Слава богу, что ирландский сеттер сбесился. Сам погиб, но мне счастье принес. Иначе я никак не смог бы попасть на учебное судно.

Остается мне дослужиться до звания боцманмата, а может быть, и до боцмана.

Эх, нет у меня возможности проникнуть в Морской кадетский корпус! Либо разум свихнул бы себе, либо превзошел бы все науки. Но туда для нашего брата двери закрыты. Может быть, когда-нибудь откроются.

Мне хотелось еще посидеть и поговорить с Псалтыревым. Каждая встреча с ним была для меня большой радостью. Я люблю таких людей, как он, — они тянутся к знанию, словно растение к солнцу. Их становится все больше и больше, этих будущих творцов жизни, поднимающихся из гущи народной. Как древние воины для овладения крепостью таранами пробивали каменные стены, так и они своей кипучей энергией и невероятной настойчивостью преодолевают все преграды на своем пути, чтобы достигнуть намеченной цели.

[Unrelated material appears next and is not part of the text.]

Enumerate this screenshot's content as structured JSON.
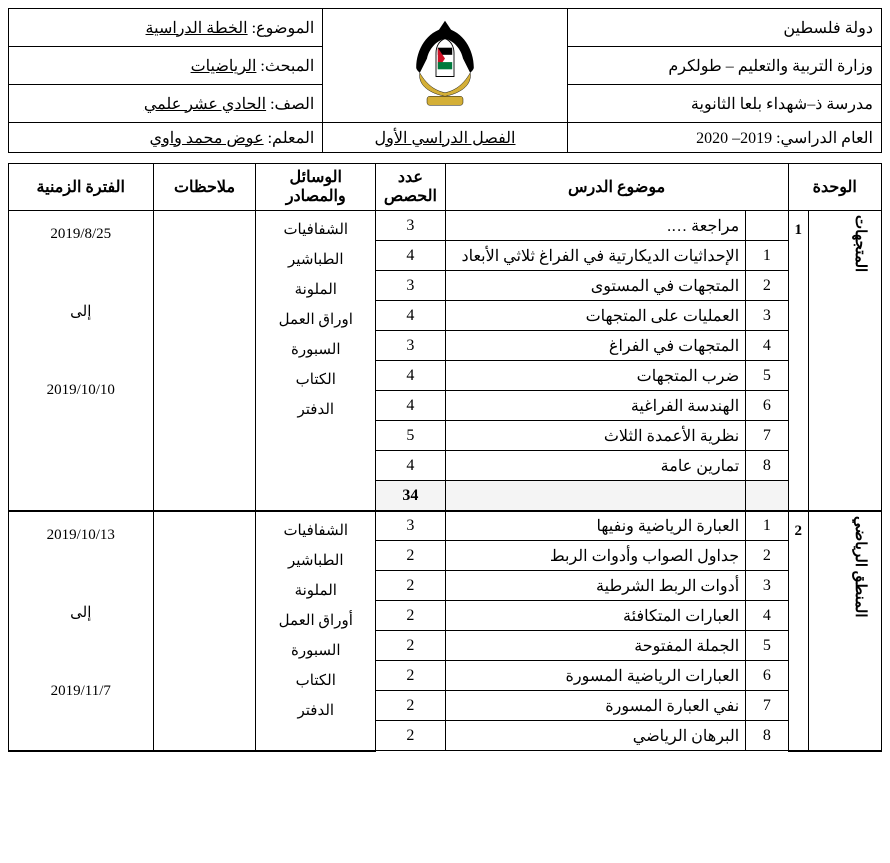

Но, как ни интересно было беседовать с Псалтыревым, неотложные служебные дела вынуждали меня расстаться с ним.

Выходя из ахтерлюка, мы вспоминали о покойном капитане первого ранга Лезвине.

Я спросил:

— А знаешь ли ты, что твой бывший барин произведен в контр-адмиралы?

— Да что ты? Когда? — спохватился Захар.

— Я сам читал высочайший приказ. Он был получен на второй день после смерти Лезвина.

— Это хорошо. Значит, за него замолвил слово бывший начальник эскадры контр-адмирал Железнов. Тесть-то мой оказался справедливый человек.

Псалтырев так обрадовался, точно он сам был произведен в высший чин.

Мы вышли на верхнюю палубу. С разрешения вахтенного начальника ялик пристал к левому трапу. Я крепко расцеловался с другом. Он быстро спустился по ступенькам трапа и, уловив момент, уверенно прыгнул на качающийся ялик. Волна подхватила отважного моряка и, окропив сверкающими брызгами, понесла его в сторону военной гавани.